Brent Chugg was sworn in to office after the council selected him out of the other four candidates to fill the Mayor’s seat for 2019.
Chugg will continue serving as the mayor, but his seat will be open for election in Nov. 2019. His position isn’t the only one. Four city council seats currently occupied by Carl Turner, Cheryl Stoker, Phillip Swanson, and Ryan Barker will also be open in the next election.
Sean Casey, Janis Christensen, Julie Anderson, and Steven Huntsman were the other applicants who ran for the Mayor’s Seat. Councilman Carl Turner encouraged them, and community members at the meeting to consider running for office in the upcoming election.
Peggy Barker attended the meeting and took notes during the interviews.

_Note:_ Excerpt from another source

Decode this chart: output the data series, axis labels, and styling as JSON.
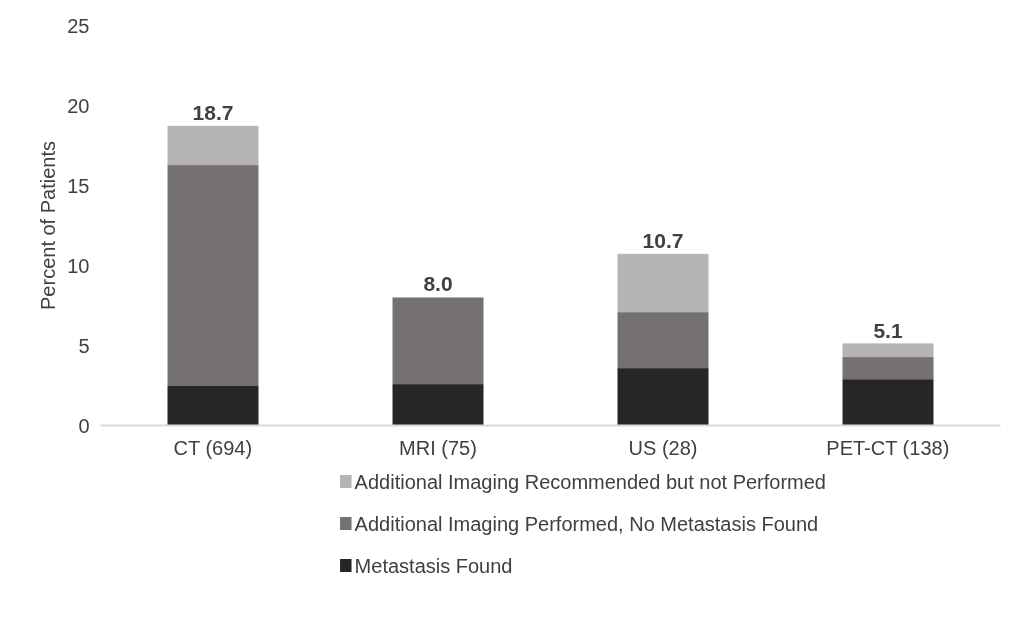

She said later in public comments she saw a lot of strengths in the other candidates she would like to see applied in the city.
Each of the candidates were brought in from a separate room to be interviewed and none of them had prior knowledge of what the questions would be.
Chugg’s interview gave insight on where the city has been in 2018 and where it will go in 2019.
His time as the temporary mayor in 2018 taught him how important communication is. He said it was disturbing handling the conflicts and complaints surrounding the amphitheater. “There were issues on both sides and I had gotten into the middle of it after it had started.” He said looking back he would have spent more time communicating. “Communication is the key to alleviating the situation.”
He supports moving forward with the next phase of the amphitheater to make it functional and He also supports more business in North Ogden to capture additional tax base.
The community also learned about him. Born on a farm in Cache Valley, Chugg later used his skills he learned at home to oversee the peas, beans and corn production at Del Monte. He also worked in plant diagnostics and insect control there before he was hired by the Church of Jesus Christ of Latter-Day Saints to oversee food production for the Bishop’s Storehouse. After working there for 23 years, he retired. He and his wife have five sons, 16 grandchildren, and one great-grandchild.